The United States is leading the vaccine development in terms of the number of vaccine developers followed by the China, Canada, India, France, Russia, United Kingdom, Turkey, Germany, Republic of Korea, Japan, Iran, Spain, Thailand, Brazil, Taiwan, Viet Nam, Australia, Belgium, Denmark, Finland, Mexico, Netherlands, Switzerland, Bangladesh, Egypt, Israel, Kazakhstan, Argentina, Austria, Cuba, Italy, Nigeria, Peru, Sweden, Indonesia, Norway, Romania, Saudi Arabia, Singapore and Slovenia.

 

An analysis of the technology platform of 313 vaccine candidates show 34.2% are Protein subunit, 12.5% are RNA, 11.8% are Non-replicating viral vector, 9.3% DNA, 8.6% Replicating viral vector, 7.7% are Inactivated, 7% are VLP, 1.6% Live attenuated, 1.3% OMV, 0.6% Live Attenuated Bacterial Vector, 0.3% Replicating bacterial vector, 0.3% T-Cell with 4.8% vaccine candidates technology platforms are unknown.

 

For the cumulative vaccine production capacity, 1 billion doses can be produced in Q4-2020, 7.6 billion doses in H1-2021, 11.1 billion doses in H2-2021, 26.2 billion doses in 2022 and 27.5 billion doses in 2023. The 4 vaccine candidates that are at the Licensure stage, the production capacity stands at 0.05 billion in Q4-2020, 0.82 billion in H1-2021, 0.90 billion in H2-2021, 1.66 billion each in 2022 and 2023. The 2 vaccine candidates that are at the Regulatory Review stage, the production capacity stands at 0.4 billion in Q4-2020, 2.2 billion in H1-2021, 2.6 billion in H2-2021, 5.1 billion each in 2022 and 2023.

 

As of today, the largest number of vaccines have been secured through the bilateral/multilateral agreements by the European Commission followed by United States, COVAX, India, United Kingdom, Canada, Japan, Indonesia, Brazil, Mexico, Australia, Latin America, Italy, South Korea, Spain, Turkey, Uzbekistan, Argentina, Bangladesh, Taiwan, Chile, Philippines, Thailand, Egypt, Nepal, Israel, New Zealand, Colombia, Malaysia, Switzerland, Hong Kong, Hong Kong SAR and Macao, Morocco and Venezuela.
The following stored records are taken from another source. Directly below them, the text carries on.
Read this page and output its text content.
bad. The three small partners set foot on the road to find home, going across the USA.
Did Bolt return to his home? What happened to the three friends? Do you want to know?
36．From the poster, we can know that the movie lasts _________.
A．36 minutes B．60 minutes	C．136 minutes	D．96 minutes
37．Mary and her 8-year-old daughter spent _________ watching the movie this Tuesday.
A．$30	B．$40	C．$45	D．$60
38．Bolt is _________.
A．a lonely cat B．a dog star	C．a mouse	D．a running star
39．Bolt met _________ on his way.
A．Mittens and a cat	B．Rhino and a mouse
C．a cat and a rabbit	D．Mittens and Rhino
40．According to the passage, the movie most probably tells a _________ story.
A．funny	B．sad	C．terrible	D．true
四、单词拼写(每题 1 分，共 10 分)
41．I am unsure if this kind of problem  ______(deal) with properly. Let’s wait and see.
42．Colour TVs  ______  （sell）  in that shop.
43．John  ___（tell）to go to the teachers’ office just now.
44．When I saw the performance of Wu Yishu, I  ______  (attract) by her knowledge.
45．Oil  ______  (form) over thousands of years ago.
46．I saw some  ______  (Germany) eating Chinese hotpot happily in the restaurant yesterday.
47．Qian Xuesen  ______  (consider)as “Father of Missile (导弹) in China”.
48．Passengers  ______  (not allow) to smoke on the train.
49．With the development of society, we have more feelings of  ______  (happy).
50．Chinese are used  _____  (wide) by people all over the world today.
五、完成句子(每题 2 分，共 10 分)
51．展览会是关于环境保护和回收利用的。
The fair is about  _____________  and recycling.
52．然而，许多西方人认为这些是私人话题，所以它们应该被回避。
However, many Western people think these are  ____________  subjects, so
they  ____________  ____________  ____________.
Majority of the orders were placed to the AstraZeneca, Novavax, Pfizer/BioNTech, Janssen, Sanofi/GSK, Moderna, Gamaleya Research Institute, CureVac, Sinovac, Valneva, Medicago, CNBG, University of Queensland, Tianjin CanSino and COVAXX.

 

The world has seen a considerable progress in the development of vaccine; no vaccine was developed in such a short span of time in the known history.  Now there is a hope and the light can be seen towards the end of the tunnel.  However, access to vaccine shall be limited in the beginning for obvious reasons. Due to the rationing of the vaccine, countries are preparing vaccine deployment plans by identifying and proposing the old age groups and the health staff to be the first one to receive vaccine. Till the widespread distribution of vaccine, following the WHO-advised standard operating procedures is sine qua non and the world has to show solidarity against a common enemy.